1. Modern analytic platforms dominate BI. Business intelligence (BI) has evolved from purpose-built tools in the 1990s to BI suites in the 2000s to self-service visualization tools in the 2010s. Going forward, organizations will replace tools and suites with modern analytics platforms that support all modes of BI and all types of users […]
  Again, if it comes to fruition, such consolidation is overdue. Ideally the tools and technologies will blend into the background, good data-centric work is never about the technology and always about the content and the efforts involved in ensuring that it is relevant, accurate, consistent and timely [9]. Also information is often of most use when it is made available to people taking decisions at the precise point that they need it. This observation highlights the need for data to be integrated into systems and digital estates instead of simply being bound to an analytical hub.

 
So some food for thought from Wayne and his associates. The points they make (including those which I haven’t featured in this article) are serious and well-thought-out ones. It will be interesting to see how things have moved on by the beginning of 2018.
 


 
Notes

 
[1]
 
According to WikiQuotes, this has most famously been attributed to Danish theoretical physicist and father of Quantum Mechanics, Niels Bohr (in Teaching and Learning Elementary Social Studies (1970) by Arthur K. Ellis, p. 431). However it has also been ascribed to various humourists, the Danish poet Piet Hein: “det er svært at spå – især om fremtiden” and Danish cartoonist Storm P (Robert Storm Petersen). Perhaps it is best to say that a Dane made the comment and leave it at that.

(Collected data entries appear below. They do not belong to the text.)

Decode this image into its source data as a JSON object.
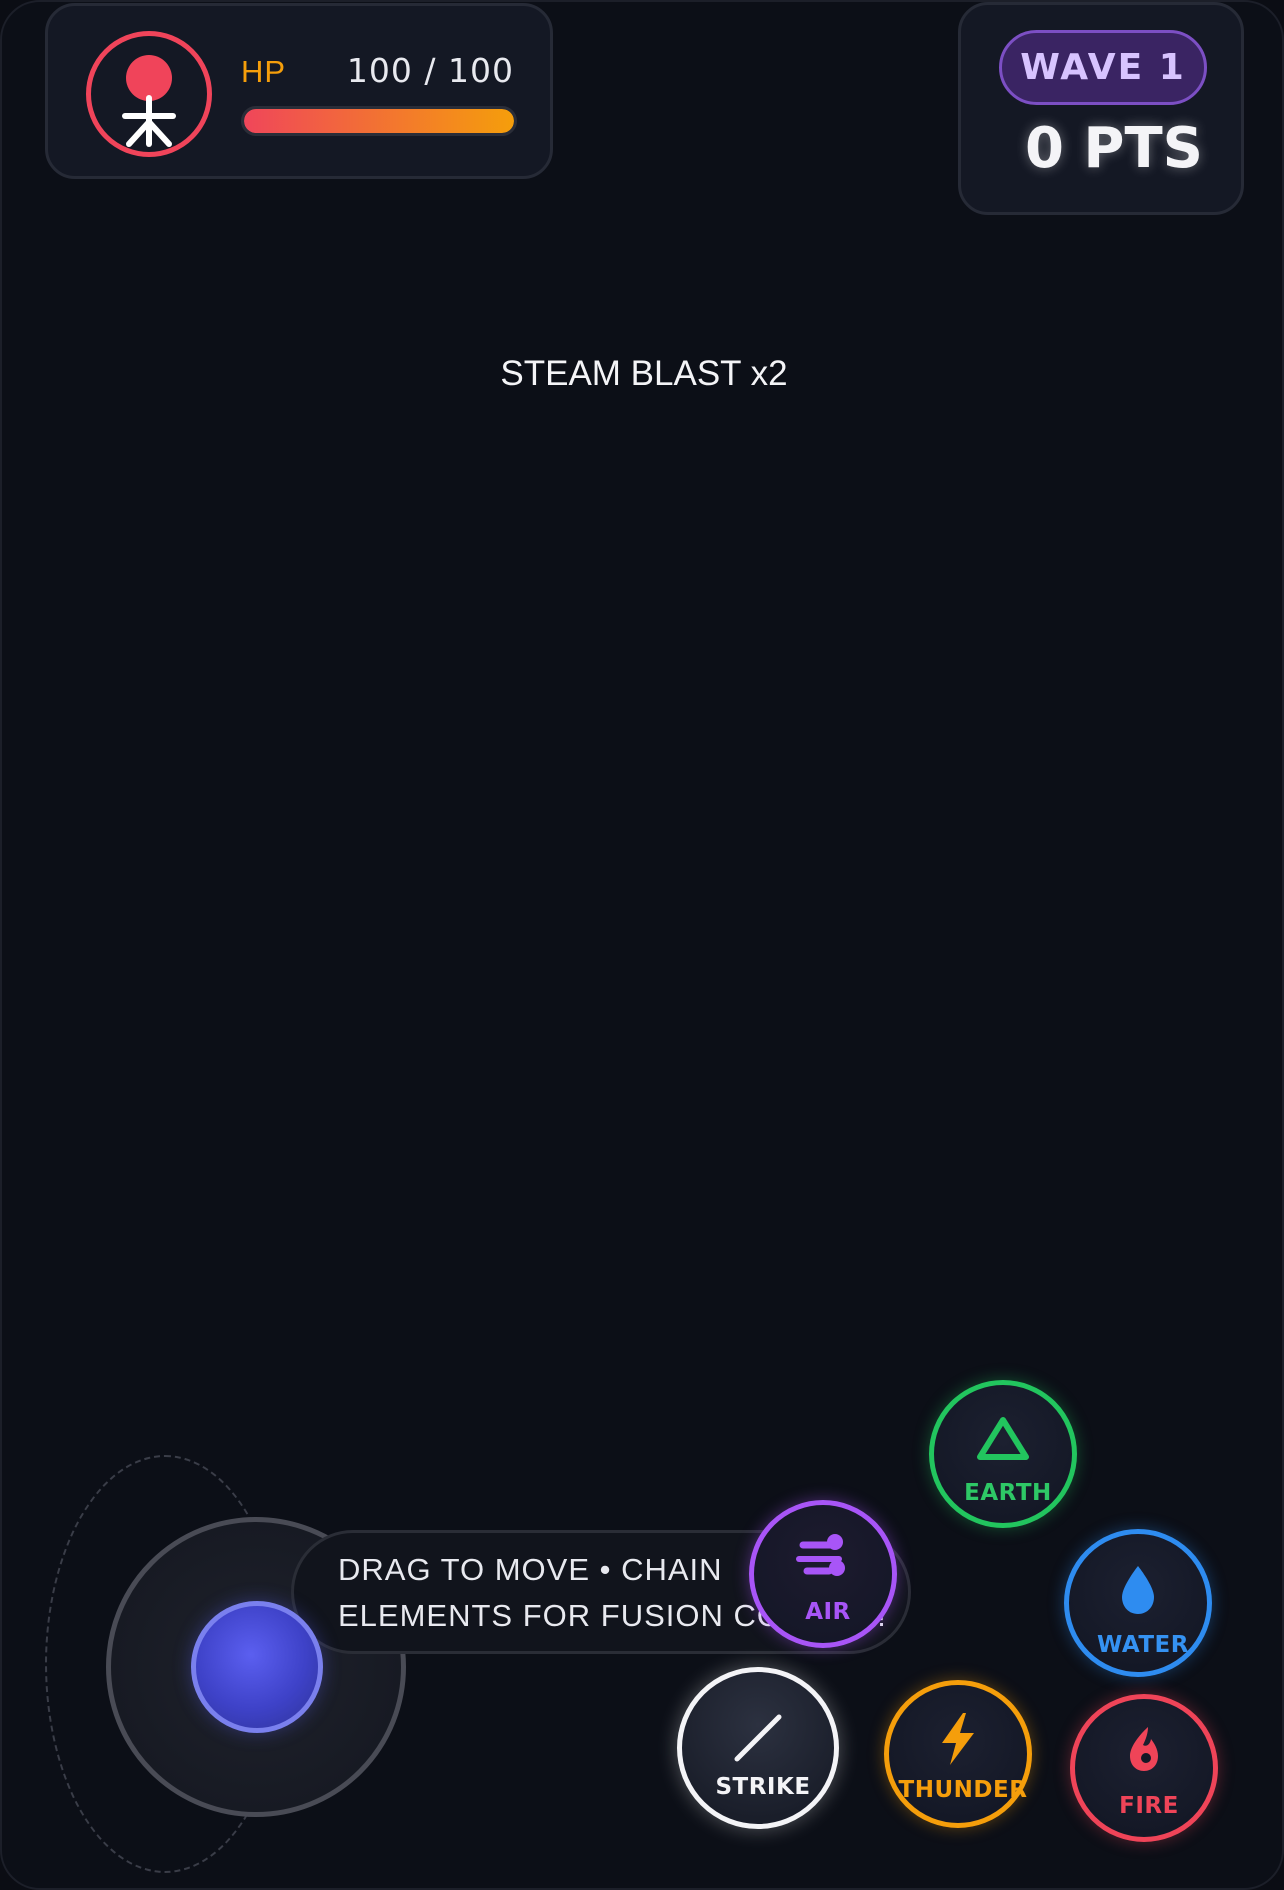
{
  "hud": {
    "hp_label": "HP",
    "hp_value": "100 / 100",
    "hp_current": 100,
    "hp_max": 100,
    "wave_label": "WAVE 1",
    "score_label": "0 PTS"
  },
  "combo_text": "STEAM BLAST x2",
  "hint": {
    "line1": "DRAG TO MOVE • CHAIN",
    "line2": "ELEMENTS FOR FUSION COMBOS!"
  },
  "abilities": {
    "earth": {
      "label": "EARTH",
      "icon": "triangle-icon",
      "color": "#22c55e"
    },
    "air": {
      "label": "AIR",
      "icon": "wind-icon",
      "color": "#a855f7"
    },
    "water": {
      "label": "WATER",
      "icon": "droplet-icon",
      "color": "#2e8cf0"
    },
    "strike": {
      "label": "STRIKE",
      "icon": "slash-icon",
      "color": "#f4f4f7"
    },
    "thunder": {
      "label": "THUNDER",
      "icon": "lightning-icon",
      "color": "#f59e0b"
    },
    "fire": {
      "label": "FIRE",
      "icon": "flame-icon",
      "color": "#ef4458"
    }
  },
  "colors": {
    "background": "#0c0f17",
    "panel": "#141824",
    "hp_gradient_start": "#f0465a",
    "hp_gradient_end": "#f59e0b",
    "wave_badge": "#3a2463",
    "joystick_knob": "#5b5ff0"
  }
}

Of course similar words have also been said to have been originated by Yogi Berra, but then that goes for most malapropisms you could care to mention. As Mr Berra himself says “I really didn’t say everything I said”.

 
[2]
 
See Trends in Business Intelligence. I have to say that several of these have come to pass, albeit sometimes in different ways to the ones I envisaged back then.
 
[3]
 
For a brief review of what is necessary see What should companies consider before investing in a Business Intelligence solution?
 
[4]
 
I wrote about the unpleasant side effects of a Change Programmes unfettered by appropriate Data Governance in Bumps in the Road, for example.
 
[5]
 
I describe such a set of processes in Data Management as part of the Data to Action Journey.
 
[6]
 
I explore some simmilar territory to that presented by Eckerson Group in Data Visualisation – A Scientific Treatment.
 
[7]
 
My favourite counterexample is provided by The Bank of England.

The Old Lady of Threadneedle Street is clearly not a witch
An inflation prediction from The Bank of England
Illustrating the fairly obvious fact that uncertainty increases in proportion to time from now.
 
[8]
 
This is an area I cover in An Inconvenient Truth.
 
[9]
 
I cover this assertion more fully in A bad workman blames his [Business Intelligence] tools.